Teabagger: I think that Medicare needs to be reformed.
Frank: Do you think it's unconstitutional? You said that the Constitution doesn't give us the authority to do it, but Medicare was done. And, do you think Medicare is unconstitutional?
Teabagger: I think that Medicare needs to be reformed.
Frank: But you won't tell me whether you think it's unconstitutional, which you said--
Teabagger: I am not a Constitutional scholar-
Frank: Then why did you start off arguing about the Constitution?

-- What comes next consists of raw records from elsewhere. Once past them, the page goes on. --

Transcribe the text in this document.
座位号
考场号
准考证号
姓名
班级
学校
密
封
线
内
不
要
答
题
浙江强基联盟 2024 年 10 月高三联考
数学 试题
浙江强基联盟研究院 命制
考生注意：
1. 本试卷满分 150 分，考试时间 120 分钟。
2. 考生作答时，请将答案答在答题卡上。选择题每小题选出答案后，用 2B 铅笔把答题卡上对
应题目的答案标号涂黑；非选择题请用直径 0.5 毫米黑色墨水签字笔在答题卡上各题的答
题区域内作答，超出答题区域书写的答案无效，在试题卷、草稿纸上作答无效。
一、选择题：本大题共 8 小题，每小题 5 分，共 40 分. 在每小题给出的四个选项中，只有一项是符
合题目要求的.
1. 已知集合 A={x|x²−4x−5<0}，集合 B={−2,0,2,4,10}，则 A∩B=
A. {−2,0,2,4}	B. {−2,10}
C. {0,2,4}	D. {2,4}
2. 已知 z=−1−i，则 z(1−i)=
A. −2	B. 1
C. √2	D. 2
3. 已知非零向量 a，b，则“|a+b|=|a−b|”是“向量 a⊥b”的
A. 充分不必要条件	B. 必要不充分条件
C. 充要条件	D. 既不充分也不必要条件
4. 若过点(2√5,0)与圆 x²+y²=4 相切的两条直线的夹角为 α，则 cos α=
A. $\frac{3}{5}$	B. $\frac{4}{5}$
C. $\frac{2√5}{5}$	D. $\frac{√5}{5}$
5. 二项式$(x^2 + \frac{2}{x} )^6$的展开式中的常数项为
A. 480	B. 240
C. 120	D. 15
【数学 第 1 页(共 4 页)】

That's really a fantastic exchange, where Frank digs an inch below the surface and finds nothing. He insists on having this questioner back up the rhetoric he cribbed off of Free Republic or wherever he got it, and the guy just couldn't do it.
1 comment:
Barney Frank and Nancy Pelosi have become regular targets for all sorts of spurious whackaloonery. I've always believed the reason for this has nothing to do with politics. Barney Frank is gay and Nancy Pelosi is a particularly strong, independent woman. As such, they are forcing a lot of cons to confront uncomfortable questions about their own masculinity - which scares the living shit out of them. You can't help wondering if William Kostric (the guy with the "tree of liberty" sign and the loaded pistol at the town hall meeting in New Hampshire), was actually trying to make a political statement or just trying to compensate for an embarrassing and fundamentally more common inadequacy.